In ML encapsulation, shielding away of inner details often does not work. One needs to know what is happening on the other side of the abstraction boundary. This is a problem for managers and PM coning to ML from a purely software engineering background. They are used to encapsulation and decomposition serving them well and they expect the same.

2 comments

You’re right about ML. But you’re mistaken about software engineering—though in good company with most software engineers.

Of denotation, cache access, confidentiality, authentication, integrity, non-repudiability, performance, thread safety, memory overhead—only denotation and some parts of memory overhead allow composition of abstractions.

Would you mind elaborating on this?
>> In ML encapsulation, shielding away of inner details often does not work.

I call bs on this. It’s just that we haven’t yet invented a consistent type theory on top of ML.

“Just”

This would be like saying “it’s just that we haven’t proven P!=NP” in CS. Best of luck.

Meanwhile applied people will deal with the problem by model diagnostics and sensitivity analysis as has been done for decades. I can’t wait for the next AI winter to come. So tired of this handwaving by people who don’t seem to have practical experience.

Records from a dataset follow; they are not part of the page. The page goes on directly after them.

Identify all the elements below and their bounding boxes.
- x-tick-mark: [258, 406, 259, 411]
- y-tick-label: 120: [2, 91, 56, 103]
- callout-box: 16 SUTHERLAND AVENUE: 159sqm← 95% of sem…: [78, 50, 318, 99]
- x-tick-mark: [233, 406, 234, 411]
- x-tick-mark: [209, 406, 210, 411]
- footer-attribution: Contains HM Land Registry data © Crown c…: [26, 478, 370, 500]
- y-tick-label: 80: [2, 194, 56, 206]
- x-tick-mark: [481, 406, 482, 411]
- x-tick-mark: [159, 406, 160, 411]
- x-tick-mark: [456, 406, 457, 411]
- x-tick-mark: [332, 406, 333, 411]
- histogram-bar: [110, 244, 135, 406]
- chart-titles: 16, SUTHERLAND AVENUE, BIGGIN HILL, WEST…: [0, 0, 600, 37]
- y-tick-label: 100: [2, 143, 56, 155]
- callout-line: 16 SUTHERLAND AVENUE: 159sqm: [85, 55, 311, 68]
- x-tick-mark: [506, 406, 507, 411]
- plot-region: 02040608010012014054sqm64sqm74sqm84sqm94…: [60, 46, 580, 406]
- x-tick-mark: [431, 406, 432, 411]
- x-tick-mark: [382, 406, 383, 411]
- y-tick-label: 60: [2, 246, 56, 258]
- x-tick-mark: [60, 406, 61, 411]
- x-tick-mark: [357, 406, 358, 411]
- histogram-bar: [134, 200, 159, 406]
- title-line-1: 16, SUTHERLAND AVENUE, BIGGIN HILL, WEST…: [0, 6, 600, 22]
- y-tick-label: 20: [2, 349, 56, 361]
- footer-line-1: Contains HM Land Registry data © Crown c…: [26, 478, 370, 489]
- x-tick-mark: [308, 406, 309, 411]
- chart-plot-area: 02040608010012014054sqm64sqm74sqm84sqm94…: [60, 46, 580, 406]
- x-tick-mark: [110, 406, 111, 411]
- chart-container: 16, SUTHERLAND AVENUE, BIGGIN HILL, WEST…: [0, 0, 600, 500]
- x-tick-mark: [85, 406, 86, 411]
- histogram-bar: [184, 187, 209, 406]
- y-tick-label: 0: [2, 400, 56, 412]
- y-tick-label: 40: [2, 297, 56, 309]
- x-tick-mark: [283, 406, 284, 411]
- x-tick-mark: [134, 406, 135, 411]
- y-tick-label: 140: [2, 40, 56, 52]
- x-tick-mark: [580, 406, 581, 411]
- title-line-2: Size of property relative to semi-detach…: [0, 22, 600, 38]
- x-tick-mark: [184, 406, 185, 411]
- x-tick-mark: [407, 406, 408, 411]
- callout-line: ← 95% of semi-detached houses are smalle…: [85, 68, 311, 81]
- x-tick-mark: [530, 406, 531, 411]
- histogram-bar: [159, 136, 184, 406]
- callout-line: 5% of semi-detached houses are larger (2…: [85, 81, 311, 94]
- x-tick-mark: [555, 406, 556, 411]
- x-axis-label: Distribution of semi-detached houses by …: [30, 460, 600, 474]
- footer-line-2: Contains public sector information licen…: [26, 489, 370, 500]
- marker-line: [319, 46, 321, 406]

Whoah! You have quite a treasure trove in your favorites. The possibility of getting some work done vanished as soon as I found that.
Always happy to be a bad influence.
Yeah, but you just reduced the parent comment to ML being the same as CS. And the parent is saying the opposite: that they differ from each other.

So meanwhile, speaking of applied knowledge... I believe you didn't even read what you're replying to.